Never Let A Good Crisis Go To Waste!

union organizing crisis

“Never let a good crisis go to waste!”

Winston Churchill first popularized this Machiavellian sentiment after World War II, talking about the conditions around the world which allowed for the formation of the United Nations. What was true then is true now – chaos can create an opportunity for those who seek it. Happily, it doesn’t require a global war to initiate positive change.

In business, a corporate crisis may come in the form of a union organizing campaign, something that can create divisiveness and often feels like “war” to both leadership and employees. In this situation, it’s easy for managers to focus on the negatives, but some tremendous positives can come out of a union challenge – if you know how to recognize and nurture the opportunities when they arise. Companies can reframe these kinds of crises, and find ways to connect with team members in the middle of chaos.

What is a crisis?

First things first:  sometimes a crisis is the problem itself – a natural disaster, or an economic downturn. However, often, the crises businesses face are symptomatic of greater problems within the workplace. A union campaign may begin at your workplace as a result of low employee morale, or lack of trust in management; their presence may have its roots in poor communication or the development of a toxic workplace culture.  Problems like these fester over time, until the point that employee discomfort reaches a fevered pitch – and at that point, the crisis emerges.

The benefits of discomfort.

Addressing the symptoms – this discomfort – before a crisis surfaces would be the goal here, but all too often, employees don’t communicate their concerns with their employers, or employers don’t take action soon enough.

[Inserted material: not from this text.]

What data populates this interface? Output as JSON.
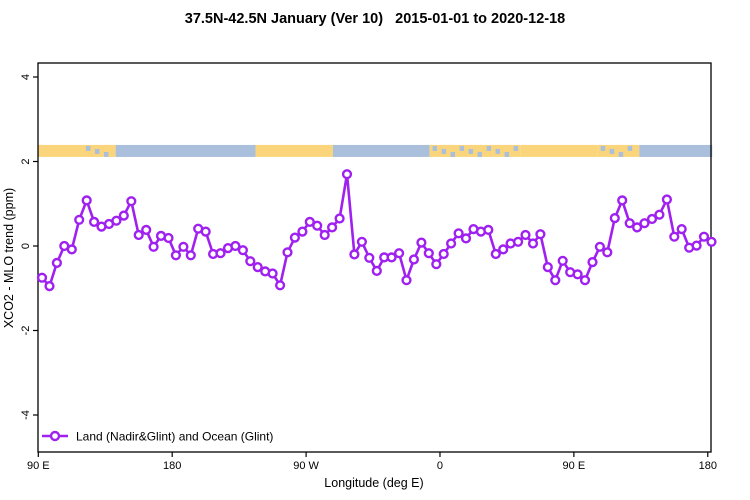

These are missed opportunities.

When we talk about the Employee Engagement Journey, the process of creating Employee Advocates within the workplace includes a stage of “discomfort” as an essential part of the journey toward true engagement. When otherwise engaged employees experience discomfort – a problem with a person or a process – it creates an opportunity for leaders to take action. The company’s response to an employee’s distress carries more weight in times of crisis than it might during better times. When you can resolve an employee’s discomfort during these more challenging times, the employee’s relationship with the company can be deepened and significantly improved.

By being aware of what’s going on in your workplace, and by acting quickly, you can not only prevent a crisis from happening; you can forge a better relationship with your employees, one that sets the tone for a crisis-free future!

Employee Engagement Journey

And when crisis does arise?

When a crisis does arise, resist the urge to stick your head in the sand. A corporate crisis is not likely to go away on its own, and employees perceive management as ignoring the reality of the situation, it will only go to reinforce the accusations of those who find fault with the company.

So, address challenges as early on in the conflict as possible. Consistent communication is key!

Communication: the What, the Why, and the How.

Chaos is upsetting to all, and a clear head – no matter which side of the conflict that head is on – will rule the day. Show employees you value them by keeping them up-to-date on the crisis, and keep your emphasis on how the union’s actions might impact them. Don’t be afraid to educate your workforce – teach them how labor campaigns work, what their rights are, and tactics that the union might use to get a “Yes” vote.

It’s also important to let employees know the limitations of what the company is allowed to communicate to employees. For example, pointing out the fact that unions are free to make promises during a campaign, but that companies are not is important, and will help employees make a more informed choice. It’s also critical that the company be as upfront as possible about their philosophy surrounding union representation, and how they feel a third-party might disrupt the way the company works.

Excellent communication is two-way communication, so during a campaign, remember to give your employees outlets to speak to you as well. These outlets may be anonymous, to encourage participation, respect employee confidentiality and prevent potential retaliation. Your responses to their comments should be honest, thoughtful and prompt. While this can be a tiring process, every time an employee reaches out to the company directly is an opportunity to change a mind, to make a good impression, and to become a reliable source of information that can be so difficult for employees to find during a union action.

Keep in mind, too, that how you communicate can be just as important as what you communicate. Today, there are more options than ever before as to how to speak to your audiences, and when it comes to crisis communications, the more methods you use, the better off you are at making an impact. Video can be a powerful way to get your message across and guarantees a consistent message across all departments, shifts, and locations. Websites offer an even more extensive reach, giving employees access to information in the privacy of their own homes, which allows them to bring their families into the decision-making process.  Whatever methods you choose to communicate with your audiences,  you’ll want to make sure to find a communications provider who not only understands the legality and intricacy of union campaign communications but can also connect with your audience within the narrow time frame of a union campaign.

Some employers may fear that a union organizing campaign video may “get leaked,” or that a campaign website might “go viral” –  but in truth, either situation can be the best possible thing for your credibility and building trust with employees. If you have confidence that your video is as well-thought-out as the rest of your strategy, with valuable, factual information, and you know that your employee-facing website addresses concerns, questions, and challenges as they come up, your communications will stand as models of corporate transparency.

As a result, your relationship with your employees, their families and the public at large will all be strengthened. These strong relationships empower employees and management alike to build a GENUINE UnionProof culture within your organization, the kind that can not only weather a crisis but can discourage that crisis from ever happening in the first place.